Wie zu Gotthelfs Zeiten

Tamara Funiciello über die rechte Ideologie, die hinter dem Umgang mit von Armut betroffenen Menschen steckt.

Am 19. Mai stimmt der Kanton Bern über ein neues Sozialhilfegesetz sowie einen Gegenvorschlag dazu ab. Wieso es ein Nein zur unsozialen, unwürdigen Revision des Grossrates braucht, die die Sozialhilfe bis zu 30Prozent kürzen will, und wieso es ein Ja zum Volksvorschlag braucht, der Sozialhilfebezügerinnen begleiten und unterstützen will, statt sie abzustempeln, wurde in unterschiedlichen Publikationen zur Genüge diskutiert.

Weniger diskutiert wurde die rechte Ideologie, die hinter dem Umgang mit von Armut betroffenen Menschen steckt. Dabei ist genau diese sehr wichtig, um zu verstehen, wie die Rechtskonservativen gerade ­dabei sind, soziale Errungenschaften abzubauen und Menschenrechte zu beschneiden, und dabei in dunkle Zeiten zurückfallen.

Denn seit rund 100 Jahren gibt es einen Sozialstaat. Dieser garantiert uns allen ein Recht auf ein würdiges Leben, einfach weil wir Menschen sind. Bevor es einen Sozialstaat gab, waren von Armut betroffene Menschen auf Almosen angewiesen – sprich direkt vom Willen von anderen abhängig. Dabei gab es noch kein Recht auf eine menschliche Existenz. Arm sein galt als ­Charakterschwäche und als selbst verschuldet, wie die bekannte Schrift «Über die Armengesetze» aus dem Jahr 1786 zeigt. Daher wurden arme Menschen in ­Armenhäuser eingesperrt, ihrer Freiheit beraubt, es wurde ihnen zeitweise verboten zu heiraten, und sie durften zum Teil nicht wählen. Weitverbreitet war auch die Ansicht, wenn Arme nur arm genug wären und hungern würden, dann würden sie sich schon aufraffen und aufhören, faul herumzusitzen.

Ein Rückschritt hinter die Menschenrechte

Klingelt etwas bei Ihnen?
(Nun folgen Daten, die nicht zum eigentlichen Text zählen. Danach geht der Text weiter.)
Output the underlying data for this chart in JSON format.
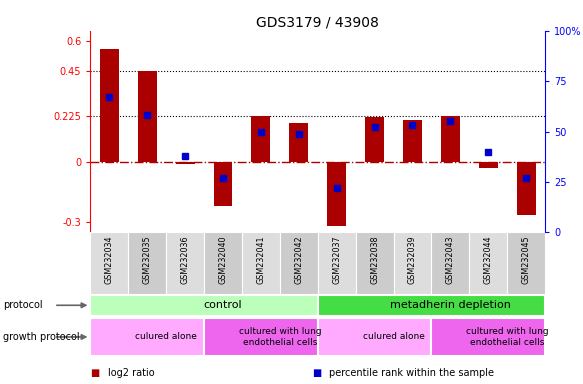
{
  "title": "GDS3179 / 43908",
  "samples": [
    "GSM232034",
    "GSM232035",
    "GSM232036",
    "GSM232040",
    "GSM232041",
    "GSM232042",
    "GSM232037",
    "GSM232038",
    "GSM232039",
    "GSM232043",
    "GSM232044",
    "GSM232045"
  ],
  "log2_ratio": [
    0.56,
    0.45,
    -0.01,
    -0.22,
    0.225,
    0.19,
    -0.32,
    0.22,
    0.205,
    0.225,
    -0.03,
    -0.265
  ],
  "percentile_rank": [
    67,
    58,
    38,
    27,
    50,
    49,
    22,
    52,
    53,
    55,
    40,
    27
  ],
  "bar_color": "#aa0000",
  "dot_color": "#0000cc",
  "left_yticks": [
    -0.3,
    0,
    0.225,
    0.45,
    0.6
  ],
  "left_ylabels": [
    "-0.3",
    "0",
    "0.225",
    "0.45",
    "0.6"
  ],
  "right_yticks": [
    0,
    25,
    50,
    75,
    100
  ],
  "right_ylabels": [
    "0",
    "25",
    "50",
    "75",
    "100%"
  ],
  "ylim_left": [
    -0.35,
    0.65
  ],
  "hlines": [
    0.225,
    0.45
  ],
  "protocol_groups": [
    {
      "label": "control",
      "start": 0,
      "end": 6,
      "color": "#bbffbb"
    },
    {
      "label": "metadherin depletion",
      "start": 6,
      "end": 12,
      "color": "#44dd44"
    }
  ],
  "growth_protocol_groups": [
    {
      "label": "culured alone",
      "start": 0,
      "end": 3,
      "color": "#ffaaff"
    },
    {
      "label": "cultured with lung\nendothelial cells",
      "start": 3,
      "end": 6,
      "color": "#ee66ee"
    },
    {
      "label": "culured alone",
      "start": 6,
      "end": 9,
      "color": "#ffaaff"
    },
    {
      "label": "cultured with lung\nendothelial cells",
      "start": 9,
      "end": 12,
      "color": "#ee66ee"
    }
  ],
  "legend_items": [
    {
      "label": "log2 ratio",
      "color": "#aa0000"
    },
    {
      "label": "percentile rank within the sample",
      "color": "#0000cc"
    }
  ],
  "bg_color": "#ffffff"
}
Genau: Das ist exakt die gleiche Argumentation der hiesigen Rechtskonservativen – und das seit Jahren. «Sozialschmarotzer» ist die Einwortzusammenfassung dieser Ideologie. Wer aus irgendeinem Grund auf den Sozialstaat angewiesen ist (IV, Sozialhilfe, EL), wird ausgegrenzt, stigmatisiert und zunehmend prekarisiert. Man wird unter Beobachtung gestellt (Sozialdetektive) und so seiner Privatsphäre beraubt. Was man an finanziellen Mitteln erhält, reicht gerade mal zum Überleben – eine Teilnahme am gesellschaftlichen ­Leben ist schwierig bis undenkbar. Ob man unter ­diesen Umständen noch von menschenwürdig ­sprechen kann, bezweifle ich. Ein Rückschritt hinter die Menschenrechte. Wo sind sie, die Operation Libero und die FDP, die BDP und wie sie alle heissen, wenn es darum geht, die Menschenrechte der Ärmsten unserer Gesellschaft zu sichern? Nicht da, denn das alles würde dem bürgerlichen Mythos der «Eigen­verantwortung» widersprechen. Ihr bitteres Motto ist: Wer nur genug will, der schafft es auch.

Doch wer sich die Statistiken wirklich anschaut, der merkt schnell: Armut hat nichts mit Eigenverantwortung zu tun, sondern mit Strukturen.

Erstens: Armut wird vererbt. Ein Drittel der Sozialhilfebezüger in diesem Land sind minderjährig. Die höchste Wahrscheinlichkeit, arm zu werden, haben 4-jährige Kinder. Wer behauptet, dass diese Kinder ­etwas falsch gemacht haben in ihrem Leben, ist nicht ganz bei Sinnen.

Zweitens: Armut hat ein Geschlecht. Vor allem alleinerziehende Frauen werden arm.

Arm kann man übrigens auch sein, wenn man arbeitet. 145'000 Menschen in der Schweiz sind Working Poors – hart arbeitende Menschen, die trotzdem arm sind. Ich bin damit einverstanden, dass Arbeit sich ­wieder lohnen muss. Das bedeutet aber in der ­Konsequenz: rauf mit den Löhnen und runter mit den Dividenden, verflucht nochmals!